The menace of text

My extremely competent now 80-year old mother is deft with email, and carries her flip phone with her everywhere she goes.  She’s no Luddite; she just doesn’t want to be prisoner of a “smartphone.”  Lately she’s been menaced by text–the presumption that she, along with everyone else in the world, carries a smartphone and is happy to communicate with their thumbs.  It’s a not-so-subtle form of ageism, and while we’re at it, classism, too.

The funeral home in charge of my aunt’s remains texted my mother that the ashes were ready. The car service to the airport, where my mother was headed to fly with the remains to bury them, texted confirmation of the pickup.  My mother, having confirmed the reservation by phone, didn’t get the idea that she was supposed to respond, so the pickup was cancelled.  The night after the burial, I was crashing in my mother’s hotel room, and we were both woken by middle-of-the-night automated texts from the car service to confirm the return pickup.

When I explained to my not-easily-agitated mother that she could likely opt out of texting by informing people she does business with not to communicate with her that way, I realized, that’s a problem, too.   She shouldn’t have to opt out.  Besides, that option is usually presented in the tiny print most humans–even my meticulous former-stockbroker-mother–don’t read.

The issue intensified when my mother had some work done on her bathroom.
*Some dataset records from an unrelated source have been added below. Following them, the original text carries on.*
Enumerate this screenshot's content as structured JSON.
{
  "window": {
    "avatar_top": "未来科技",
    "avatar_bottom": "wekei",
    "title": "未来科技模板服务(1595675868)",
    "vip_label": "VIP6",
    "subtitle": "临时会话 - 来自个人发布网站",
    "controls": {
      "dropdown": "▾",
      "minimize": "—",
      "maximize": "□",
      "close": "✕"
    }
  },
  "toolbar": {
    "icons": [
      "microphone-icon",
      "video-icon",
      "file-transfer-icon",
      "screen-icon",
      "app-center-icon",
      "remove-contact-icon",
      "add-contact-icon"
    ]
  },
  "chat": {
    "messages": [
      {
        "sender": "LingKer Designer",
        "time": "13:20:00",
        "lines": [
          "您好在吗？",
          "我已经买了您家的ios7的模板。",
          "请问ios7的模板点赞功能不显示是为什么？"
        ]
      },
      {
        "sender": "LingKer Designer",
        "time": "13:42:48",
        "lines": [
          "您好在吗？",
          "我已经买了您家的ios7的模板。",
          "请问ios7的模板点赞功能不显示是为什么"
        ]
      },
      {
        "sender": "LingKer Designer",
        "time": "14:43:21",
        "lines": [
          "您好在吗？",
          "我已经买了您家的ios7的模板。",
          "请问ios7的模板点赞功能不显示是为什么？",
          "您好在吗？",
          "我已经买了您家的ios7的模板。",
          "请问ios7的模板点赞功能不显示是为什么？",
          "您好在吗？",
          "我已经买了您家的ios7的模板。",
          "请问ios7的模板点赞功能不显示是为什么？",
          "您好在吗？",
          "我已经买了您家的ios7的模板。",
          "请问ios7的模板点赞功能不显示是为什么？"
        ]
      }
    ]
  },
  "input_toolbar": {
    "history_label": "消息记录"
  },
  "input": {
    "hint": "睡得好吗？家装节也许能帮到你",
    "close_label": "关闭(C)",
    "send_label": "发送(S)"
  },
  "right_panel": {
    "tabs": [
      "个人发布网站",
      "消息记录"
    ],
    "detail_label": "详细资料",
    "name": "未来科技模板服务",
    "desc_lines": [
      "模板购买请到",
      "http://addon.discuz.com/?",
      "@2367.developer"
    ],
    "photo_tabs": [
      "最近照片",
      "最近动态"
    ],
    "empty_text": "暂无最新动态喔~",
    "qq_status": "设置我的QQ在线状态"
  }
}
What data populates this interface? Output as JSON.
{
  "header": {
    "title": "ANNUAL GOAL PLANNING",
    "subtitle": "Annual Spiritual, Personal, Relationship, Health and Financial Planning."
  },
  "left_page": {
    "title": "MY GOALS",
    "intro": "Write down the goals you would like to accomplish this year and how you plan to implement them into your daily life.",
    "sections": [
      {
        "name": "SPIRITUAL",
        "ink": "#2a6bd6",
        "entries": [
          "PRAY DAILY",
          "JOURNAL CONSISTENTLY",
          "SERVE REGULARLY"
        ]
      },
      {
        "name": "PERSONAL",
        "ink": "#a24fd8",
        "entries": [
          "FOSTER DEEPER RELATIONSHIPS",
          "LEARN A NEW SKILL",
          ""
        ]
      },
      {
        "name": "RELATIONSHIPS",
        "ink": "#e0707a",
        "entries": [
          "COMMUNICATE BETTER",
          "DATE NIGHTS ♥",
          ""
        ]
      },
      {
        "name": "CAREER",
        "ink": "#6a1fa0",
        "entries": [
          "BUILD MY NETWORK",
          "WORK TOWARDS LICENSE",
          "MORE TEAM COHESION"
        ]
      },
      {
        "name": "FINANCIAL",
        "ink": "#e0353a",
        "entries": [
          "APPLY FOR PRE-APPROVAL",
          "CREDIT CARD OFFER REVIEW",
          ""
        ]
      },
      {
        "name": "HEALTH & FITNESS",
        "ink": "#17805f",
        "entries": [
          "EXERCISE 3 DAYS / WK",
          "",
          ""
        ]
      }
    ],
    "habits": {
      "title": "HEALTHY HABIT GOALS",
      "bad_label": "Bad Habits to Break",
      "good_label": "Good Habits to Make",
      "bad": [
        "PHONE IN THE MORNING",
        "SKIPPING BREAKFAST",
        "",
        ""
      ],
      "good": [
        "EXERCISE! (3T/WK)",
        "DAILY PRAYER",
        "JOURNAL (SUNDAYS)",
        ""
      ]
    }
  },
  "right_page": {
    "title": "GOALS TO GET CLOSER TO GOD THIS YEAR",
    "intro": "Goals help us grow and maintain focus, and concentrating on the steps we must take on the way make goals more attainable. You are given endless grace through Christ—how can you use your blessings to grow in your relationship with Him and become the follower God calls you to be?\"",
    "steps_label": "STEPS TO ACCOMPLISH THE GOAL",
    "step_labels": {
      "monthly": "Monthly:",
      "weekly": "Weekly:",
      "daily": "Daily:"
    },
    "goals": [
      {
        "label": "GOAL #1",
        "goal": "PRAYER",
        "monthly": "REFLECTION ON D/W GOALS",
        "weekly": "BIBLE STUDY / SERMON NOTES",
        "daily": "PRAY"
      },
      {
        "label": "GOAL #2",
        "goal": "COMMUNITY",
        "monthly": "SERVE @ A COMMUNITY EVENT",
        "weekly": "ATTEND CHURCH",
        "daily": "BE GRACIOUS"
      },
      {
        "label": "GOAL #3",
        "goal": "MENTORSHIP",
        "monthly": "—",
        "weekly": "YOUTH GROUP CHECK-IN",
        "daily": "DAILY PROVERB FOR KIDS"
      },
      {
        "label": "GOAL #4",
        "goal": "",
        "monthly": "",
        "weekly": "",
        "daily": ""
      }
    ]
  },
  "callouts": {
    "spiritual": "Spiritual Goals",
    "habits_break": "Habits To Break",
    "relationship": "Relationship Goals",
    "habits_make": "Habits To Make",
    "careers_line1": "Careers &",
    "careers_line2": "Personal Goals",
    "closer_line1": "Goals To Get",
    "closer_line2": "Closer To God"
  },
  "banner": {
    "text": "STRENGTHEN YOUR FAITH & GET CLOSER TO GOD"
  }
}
Because she is a caregiver to my father, it was easier for her to order the supplies for the plumber online, through Loews.  Because it was a large charge, she got an email alert from her credit card.  Because she didn’t immediately respond (my mother, not having a smartphone, is thus not tethered to email 24/7), the order was cancelled. By the time she found this out, it was too late to delay the appointment with the plumber, and the exact materials she wanted were no longer available.

“Why didn’t they call me?” my mother said.  Because, I figured, she hadn’t opted-out of the email notification.

To be clear: This isn’t about whether smartphones are bad, or texting is bad.  It’s about how we–individuals, businesses alike–now assume everyone has one, and uses it in this way.  For years, our 84-year old friend George has derided smartphone-addicted people–particularly at the dinner table–though he happily takes calls on his flip-phone at the table and otherwise chats away for hours on it.

Our neighbor Helen, 87, does not have a cell phone.  Neither does she have an answering machine.  She took the bus recently to Union Station to buy her annual cross-country train ticket.  (I’m not certain, but she probably paid cash.)

When Amtrak changed the departure time, they had just one way to contact her: landline. However, Helen wasn’t there, and there was no way to leave a message. You know what happened: Helen arrived for her big trip, but the train had departed.  Her entire trip, reliant on a matrix of perfectly timed connections, was derailed.  Had she had an answering machine, email or a smartphone, that wouldn’t likely have happened.  You might argue that she needs those tools, particularly since she lives alone.  She could afford them–not everyone can.

Aware of this demographic and their potential need for their service, Lyft is currently testing technology that allows senior citizens without a smartphone to dial in to a number that calls a car.   Should an elder have to buckle to keep up with the times, as a convenience for our ever-increasingly automated world?  It’s very easy for those of us who are younger and reliant on these tools to just say, cavalierly, “get with the 21st century.”  To be sure, it behooves many of us to adapt and change.  But it’s tone deaf to assume that everyone has the means or the inclination to do so.